April 19, 2026
Victorian vibes, modern meltdowns
Frank Dudley Beane's Experience with Ergot and Cannabis Indica (1884)
Victorian doc’s wild trip has readers asking who owns your mind
TLDR: In 1884, a doctor detailed a cannabis‑and‑ergot trip—complete with panic, lilac lights, and a glowing nod to Parke‑Davis—sparking debate over science versus sponsorship. Readers split between laughing at the wild Victorian “party” and railing about today’s drug laws and who controls your mind, then and now.
A 19th‑century doctor basically wrote the OG trip report—and the comments are having a field day. Frank Dudley Beane took tinctures of cannabis and ergot mailed from Parke‑Davis, spiraled into tunnel‑of‑doom meets lilac‑light bliss, begged for brandy, got a heart‑steadying shot, felt his body turn to wood, then woke up in a “hilarious exaltation”… and wrapped it all with a glowing plug of the product. Subtle? Not exactly.

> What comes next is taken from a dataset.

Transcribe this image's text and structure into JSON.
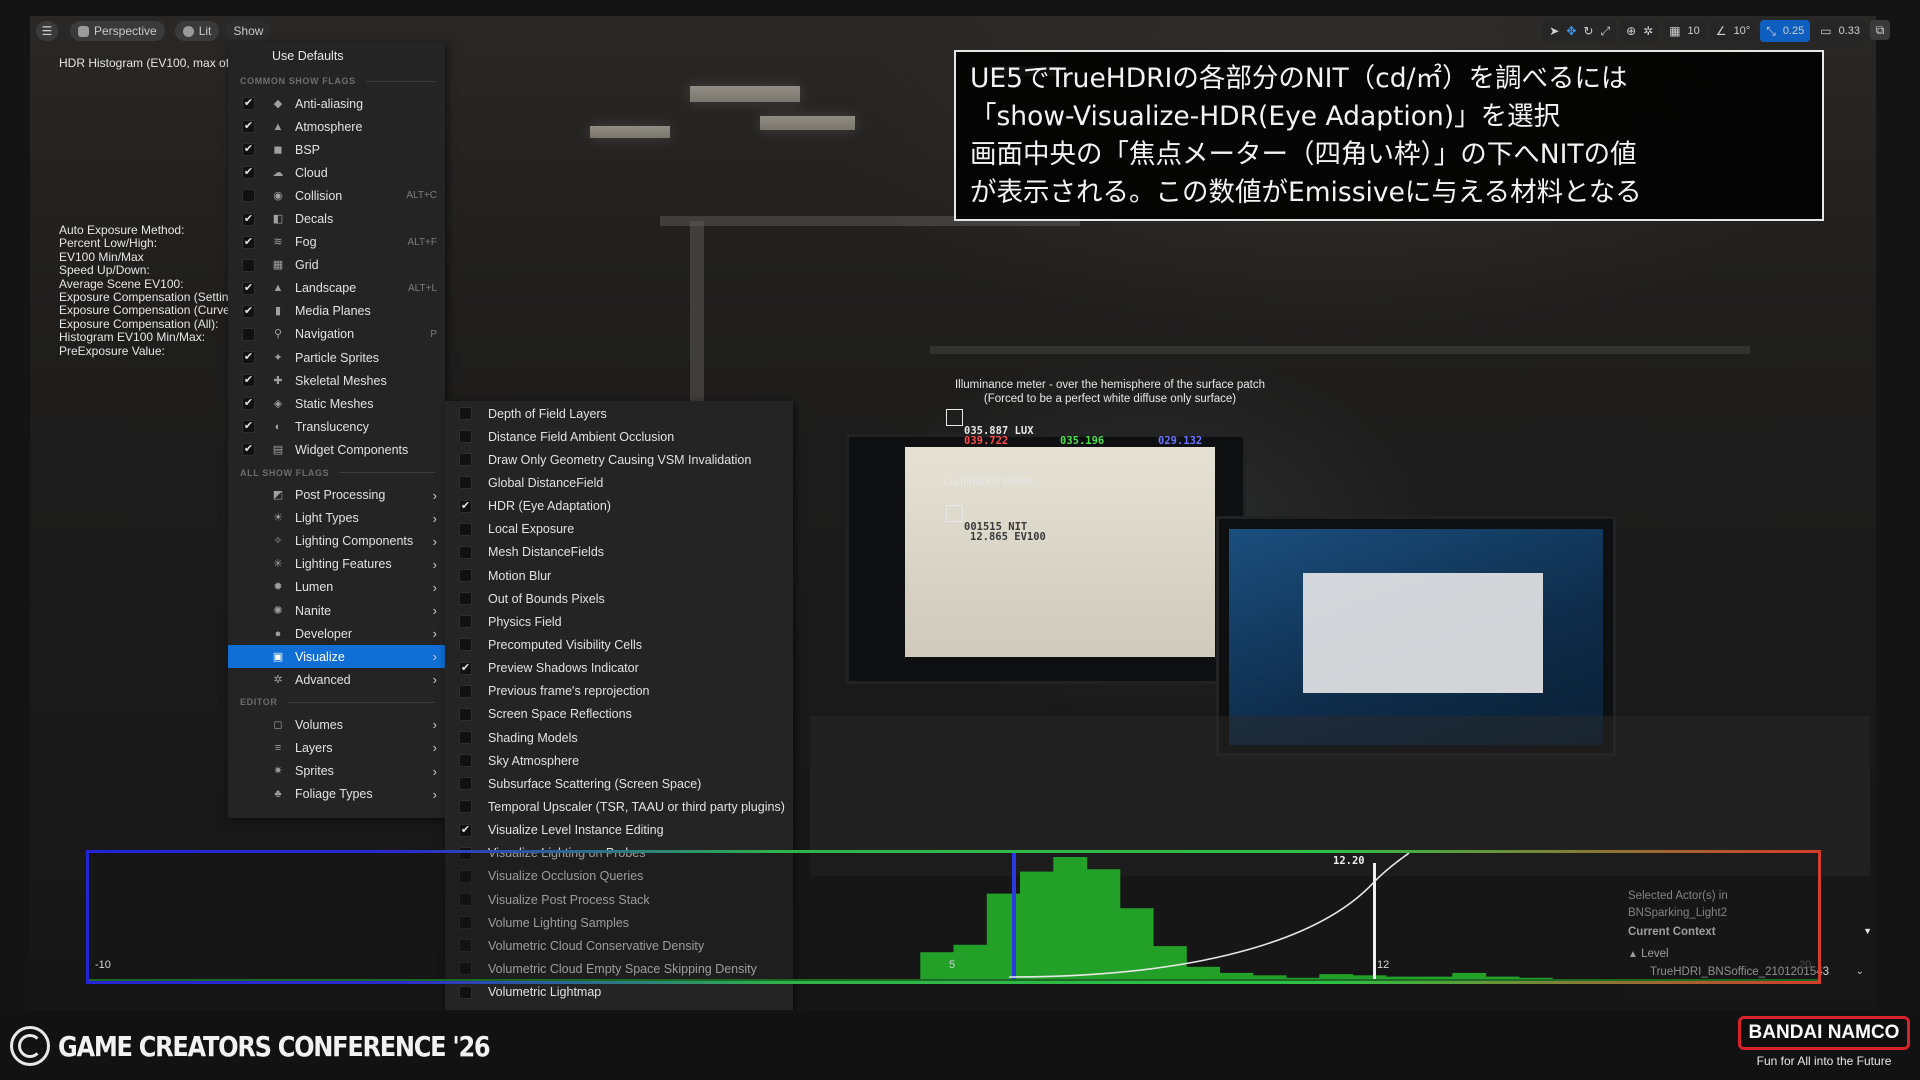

The crowd’s mood swings as wildly as Beane’s pulse. One camp cackles at the sheer Victorian chaos—port wine as a chaser, brandy as a lifeline—summing it up with “we don’t party like we used to.” Another camp goes full civil‑liberties: 150 years later and people still risk the “grapecage” for changing their own minds, demanding, “Whose mind is it anyway, Dudley?” The underlying drama: Was this science, a sponsored ad, or both? Beane’s product praise—and the fact that even Freud once took cash to hype Parke‑Davis’s cocaine—has readers side‑eyeing this as Victorian sponcon before sponcon.
Amid the jokes, there’s a serious through‑line: the fight over bodily autonomy, then and now. Some see it as a time‑capsule of fearless self‑experimentation; others see a pharma promo wrapped in purple prose. Either way, Beane’s lilac‑lit tunnel has the internet arguing about who gets to steer the brain—and who gets paid for the ride
Key Points
- •In May 1884, physician Frank Dudley Beane published a detailed self‑experiment with cannabis indica and ergot in the Buffalo Medical and Surgical Journal.
- •Beane ingested 0.46 ml cannabis tincture and 1.39 ml ergot tincture (from Parke Davis), then experienced intense physiological and psychological effects, including paralysis, vivid visuals, and time distortion.
- •A second physician found his pulse “quick and feeble” and recommended atropine during the episode; Beane also consumed alcohol (port, later requesting brandy).
- •Beane concluded by endorsing Parke Davis’s haschisch preparation; scholars suggest he may have been compensated, citing Parke Davis’s known endorsement practices (e.g., paying Freud in 1885).
- •The article situates Beane’s account in a lineage of drug literature and notes Parke Davis’s ergot work as an early step toward LSD manufacture from lysergic acid.